The construction of the low-dimensional gene expression space employed a segmentation-free de novo approach akin to the SSAM algorithm. A vector field of the gene expression space was established through Gaussian kernel density estimation (KDE) on the mRNA spot signals, using a resolution of 2.5 pixels μm^–1 and a bandwidth of 2.5 μm. Local maximum locations of the vector field norm were identified and used as sampling locations to construct a gene-expression-by-local-maximum matrix from the vector field. This matrix was subjected to PCA, retaining the first n principal components explaining over 80% of the total variance. The resulting low-dimensional gene expression space was utilized to create two vector fields for the gene expression space, maintaining the previously mentioned parameters. The division into top and bottom halves of the tissue slice was achieved by binning molecules into a 2-μm grid in the x and y directions. The center of gravity of molecules in the z-direction (mean of z-coordinate values) determines the assignment of molecules to the ‘top’ or ‘bottom’ halves. A KDE was then applied to both halves, with parameters consistent with those previously mentioned. Subsequently, the resulting vector fields underwent transformation into latent space using the PCA model. The cosine similarity between the two latent space vector fields served as a metric for assessing z-axis incoherence. Analogous to the SSAM algorithm, vector field regions with a total expression norm below 5 were considered low-confidence and were excluded from subsequent analyses.

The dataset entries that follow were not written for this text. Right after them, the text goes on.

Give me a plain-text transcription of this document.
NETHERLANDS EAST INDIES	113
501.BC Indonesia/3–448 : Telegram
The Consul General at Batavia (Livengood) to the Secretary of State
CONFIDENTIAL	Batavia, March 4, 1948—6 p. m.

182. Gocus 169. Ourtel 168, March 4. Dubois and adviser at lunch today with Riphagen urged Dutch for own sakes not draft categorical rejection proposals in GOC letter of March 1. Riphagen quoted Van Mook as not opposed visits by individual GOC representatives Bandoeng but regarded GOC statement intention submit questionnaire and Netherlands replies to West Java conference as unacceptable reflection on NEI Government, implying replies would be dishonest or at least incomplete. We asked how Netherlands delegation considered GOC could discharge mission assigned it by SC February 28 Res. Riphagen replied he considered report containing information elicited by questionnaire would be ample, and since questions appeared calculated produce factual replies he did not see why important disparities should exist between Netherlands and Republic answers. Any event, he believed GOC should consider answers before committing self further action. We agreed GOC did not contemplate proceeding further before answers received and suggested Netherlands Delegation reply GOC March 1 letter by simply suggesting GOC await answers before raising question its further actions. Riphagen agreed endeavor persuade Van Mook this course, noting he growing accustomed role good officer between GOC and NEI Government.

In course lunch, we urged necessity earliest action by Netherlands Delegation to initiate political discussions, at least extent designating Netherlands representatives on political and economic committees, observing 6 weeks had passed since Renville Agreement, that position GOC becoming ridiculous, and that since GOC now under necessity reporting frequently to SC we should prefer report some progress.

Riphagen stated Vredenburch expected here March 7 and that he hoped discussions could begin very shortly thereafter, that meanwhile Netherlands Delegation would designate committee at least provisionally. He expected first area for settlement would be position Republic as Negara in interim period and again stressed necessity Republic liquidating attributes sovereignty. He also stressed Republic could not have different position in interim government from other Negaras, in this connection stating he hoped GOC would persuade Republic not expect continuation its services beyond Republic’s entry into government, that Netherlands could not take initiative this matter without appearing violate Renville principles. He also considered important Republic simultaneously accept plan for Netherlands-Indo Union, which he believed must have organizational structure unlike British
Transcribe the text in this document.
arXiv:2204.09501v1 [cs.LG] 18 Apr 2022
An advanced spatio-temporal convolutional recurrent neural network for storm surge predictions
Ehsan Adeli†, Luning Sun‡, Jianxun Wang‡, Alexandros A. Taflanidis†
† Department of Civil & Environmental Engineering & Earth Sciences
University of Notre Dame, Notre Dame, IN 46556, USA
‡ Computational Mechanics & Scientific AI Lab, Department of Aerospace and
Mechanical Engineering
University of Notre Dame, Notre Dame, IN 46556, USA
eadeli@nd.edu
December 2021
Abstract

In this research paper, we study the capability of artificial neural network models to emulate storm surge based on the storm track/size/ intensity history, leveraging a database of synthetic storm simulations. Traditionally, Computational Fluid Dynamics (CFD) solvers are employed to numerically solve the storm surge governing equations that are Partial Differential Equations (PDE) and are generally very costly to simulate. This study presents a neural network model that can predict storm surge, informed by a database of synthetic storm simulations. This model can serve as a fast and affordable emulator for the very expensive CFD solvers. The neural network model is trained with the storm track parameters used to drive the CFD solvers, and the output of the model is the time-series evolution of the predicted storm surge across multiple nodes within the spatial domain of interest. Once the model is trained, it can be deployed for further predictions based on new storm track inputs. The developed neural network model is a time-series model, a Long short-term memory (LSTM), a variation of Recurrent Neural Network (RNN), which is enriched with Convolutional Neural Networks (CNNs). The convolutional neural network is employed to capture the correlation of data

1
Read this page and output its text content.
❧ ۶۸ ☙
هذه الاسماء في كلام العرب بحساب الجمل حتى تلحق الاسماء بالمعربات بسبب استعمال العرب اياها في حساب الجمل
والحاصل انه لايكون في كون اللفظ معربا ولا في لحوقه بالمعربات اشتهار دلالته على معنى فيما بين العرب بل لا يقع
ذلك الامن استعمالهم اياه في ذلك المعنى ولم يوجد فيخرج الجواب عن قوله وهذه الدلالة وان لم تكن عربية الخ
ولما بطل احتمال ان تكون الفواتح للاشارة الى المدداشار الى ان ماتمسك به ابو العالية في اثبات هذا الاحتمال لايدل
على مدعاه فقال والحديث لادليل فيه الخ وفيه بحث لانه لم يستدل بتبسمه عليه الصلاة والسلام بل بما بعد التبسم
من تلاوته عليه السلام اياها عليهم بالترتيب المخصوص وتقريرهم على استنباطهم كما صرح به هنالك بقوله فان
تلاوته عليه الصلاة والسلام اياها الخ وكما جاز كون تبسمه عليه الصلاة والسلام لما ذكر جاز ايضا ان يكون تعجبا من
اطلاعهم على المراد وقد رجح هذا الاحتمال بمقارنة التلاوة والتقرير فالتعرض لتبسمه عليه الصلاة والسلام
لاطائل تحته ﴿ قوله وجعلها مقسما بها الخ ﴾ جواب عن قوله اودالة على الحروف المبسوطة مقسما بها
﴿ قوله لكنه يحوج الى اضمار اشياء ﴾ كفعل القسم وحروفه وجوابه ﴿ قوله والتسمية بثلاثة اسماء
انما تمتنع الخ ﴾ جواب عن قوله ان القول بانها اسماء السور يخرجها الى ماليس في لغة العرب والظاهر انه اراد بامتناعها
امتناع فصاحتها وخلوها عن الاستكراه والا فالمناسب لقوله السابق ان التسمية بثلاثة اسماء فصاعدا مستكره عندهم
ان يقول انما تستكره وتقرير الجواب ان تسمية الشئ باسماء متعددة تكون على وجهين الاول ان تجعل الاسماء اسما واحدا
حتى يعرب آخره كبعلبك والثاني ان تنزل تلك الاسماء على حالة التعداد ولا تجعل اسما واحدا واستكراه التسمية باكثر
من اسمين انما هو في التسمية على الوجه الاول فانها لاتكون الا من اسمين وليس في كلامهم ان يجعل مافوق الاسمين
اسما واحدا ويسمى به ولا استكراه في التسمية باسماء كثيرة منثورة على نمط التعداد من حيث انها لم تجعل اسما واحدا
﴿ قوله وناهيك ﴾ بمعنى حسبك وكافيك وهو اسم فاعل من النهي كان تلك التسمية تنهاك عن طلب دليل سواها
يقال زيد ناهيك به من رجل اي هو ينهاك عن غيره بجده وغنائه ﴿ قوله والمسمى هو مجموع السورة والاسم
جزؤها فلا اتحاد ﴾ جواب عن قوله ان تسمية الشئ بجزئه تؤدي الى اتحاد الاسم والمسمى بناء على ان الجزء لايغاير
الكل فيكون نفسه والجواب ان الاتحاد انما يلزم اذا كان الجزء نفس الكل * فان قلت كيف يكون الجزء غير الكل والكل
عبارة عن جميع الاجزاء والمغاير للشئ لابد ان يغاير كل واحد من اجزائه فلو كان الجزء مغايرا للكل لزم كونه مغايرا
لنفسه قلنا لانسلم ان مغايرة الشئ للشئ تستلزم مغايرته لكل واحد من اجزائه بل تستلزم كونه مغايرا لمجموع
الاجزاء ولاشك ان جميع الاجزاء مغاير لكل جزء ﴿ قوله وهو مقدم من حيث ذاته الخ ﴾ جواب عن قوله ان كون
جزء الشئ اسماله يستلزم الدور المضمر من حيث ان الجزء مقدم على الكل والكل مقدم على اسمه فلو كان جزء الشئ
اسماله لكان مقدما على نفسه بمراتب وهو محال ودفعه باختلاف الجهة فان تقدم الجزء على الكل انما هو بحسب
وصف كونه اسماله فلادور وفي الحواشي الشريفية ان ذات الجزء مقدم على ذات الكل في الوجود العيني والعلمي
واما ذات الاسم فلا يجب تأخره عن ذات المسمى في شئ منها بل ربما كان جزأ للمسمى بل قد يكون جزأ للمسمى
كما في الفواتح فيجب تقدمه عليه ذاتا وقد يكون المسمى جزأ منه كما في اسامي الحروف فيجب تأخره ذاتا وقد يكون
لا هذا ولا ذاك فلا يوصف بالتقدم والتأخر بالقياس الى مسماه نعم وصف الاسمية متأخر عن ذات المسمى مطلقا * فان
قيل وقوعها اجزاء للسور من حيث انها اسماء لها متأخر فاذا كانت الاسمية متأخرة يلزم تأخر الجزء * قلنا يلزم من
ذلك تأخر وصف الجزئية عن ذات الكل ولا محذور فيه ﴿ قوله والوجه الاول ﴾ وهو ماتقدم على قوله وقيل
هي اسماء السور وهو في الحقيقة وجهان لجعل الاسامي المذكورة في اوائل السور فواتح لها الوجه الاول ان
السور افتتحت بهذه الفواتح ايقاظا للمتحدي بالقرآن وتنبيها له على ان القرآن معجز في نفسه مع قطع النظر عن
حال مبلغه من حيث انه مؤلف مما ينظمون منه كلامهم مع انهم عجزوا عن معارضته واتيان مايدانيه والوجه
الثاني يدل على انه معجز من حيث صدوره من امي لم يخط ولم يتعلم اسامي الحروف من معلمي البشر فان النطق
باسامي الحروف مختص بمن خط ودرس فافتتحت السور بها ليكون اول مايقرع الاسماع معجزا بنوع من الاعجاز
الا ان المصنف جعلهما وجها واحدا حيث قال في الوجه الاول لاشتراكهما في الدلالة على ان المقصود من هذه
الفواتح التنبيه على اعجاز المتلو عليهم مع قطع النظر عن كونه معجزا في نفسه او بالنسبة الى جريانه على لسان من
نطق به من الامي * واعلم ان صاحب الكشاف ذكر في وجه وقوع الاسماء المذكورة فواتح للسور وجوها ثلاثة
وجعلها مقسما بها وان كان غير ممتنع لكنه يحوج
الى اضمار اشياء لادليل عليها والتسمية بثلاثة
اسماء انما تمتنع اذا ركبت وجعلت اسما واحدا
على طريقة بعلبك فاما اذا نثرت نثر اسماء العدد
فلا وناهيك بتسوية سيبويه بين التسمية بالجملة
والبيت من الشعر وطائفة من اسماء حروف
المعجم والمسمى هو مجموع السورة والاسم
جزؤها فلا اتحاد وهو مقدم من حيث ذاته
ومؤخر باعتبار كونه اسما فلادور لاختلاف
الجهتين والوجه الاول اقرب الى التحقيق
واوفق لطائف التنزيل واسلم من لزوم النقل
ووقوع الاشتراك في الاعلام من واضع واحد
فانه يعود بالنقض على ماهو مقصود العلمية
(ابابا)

Visualization of the incoherence maps employed the heatmap visualization function from Matplotlib, wherein color values represented signal coherence, and alpha values denoted local molecular density (measured by vector field norm). Regions classified as low-confidence were excluded from the visual representation.

Moreover, areas exhibiting significant coherence were selectively chosen for display, using a SSAM-inspired pipeline. A supervised, 3D execution of the SSAM algorithm assigned cell types to all molecules within the visualization area. Molecules were then depicted as particle clouds in 3D space, colored according to their assigned cell types, following the project’s overarching cell-type coloring scheme. For individual samples, a coherence score of <0.2 proved to be strongly indicative of overlapping cell-type structures. The mean incoherence score inside the area of the DAPI-based nucleus segmentation served as a measure of local signal coherence, and the ratio of nuclei with a mean signal coherence of <0.2 was indicative of strong overlap.

Points2Regions

Points2Regions¹⁰ was used as one of the segmentation-free approaches. In essence, Points2Regions is a plugin for TissUUmaps 3⁵², intended for quick exploratory and interactive dissection of molecular patterns in in situ transcriptomics data. At its core, the plugin works by collecting markers in spatial bins of width w. Each bin thus comprises a composition of molecular markers. Adjacent bins are blurred together using a Gaussian filter parameterized by the standard deviation σ. Bins containing few markers are excluded based on a user-defined threshold τ. Bins passing the threshold are finally normalized by total count and clustered using mini-batch KMeans clustering with k clusters. The plugin thus comes with four tunable parameters: w, σ, τ and k, each respectively set here to 1 µm, 3 µm, 0 and 100 for all experiments.

Reporting summary

Further information on research design is available in the Nature Portfolio Reporting Summary linked to this article.

Data availability

Three types of Xenium datasets were used through the manuscript, including (1) datasets provided by 10x Genomics, (2) datasets published elsewhere and (3) datasets generated specifically for this project. First, for the 10x Genomics datasets, the original datasets used in this study can be obtained from in https://www.10xgenomics.com/datasets (accessed 5 March 2024). In addition, the spinal-cord datasets used were originally published by Kukanja & Mattsson-Langseth et al.⁵³. Freshly generated datasets include four mouse-brain sections, labeled as ‘hm’ through the study. Their original data can be downloaded from: https://doi.org/10.5281/zenodo.10566172 (ref. ⁵⁴).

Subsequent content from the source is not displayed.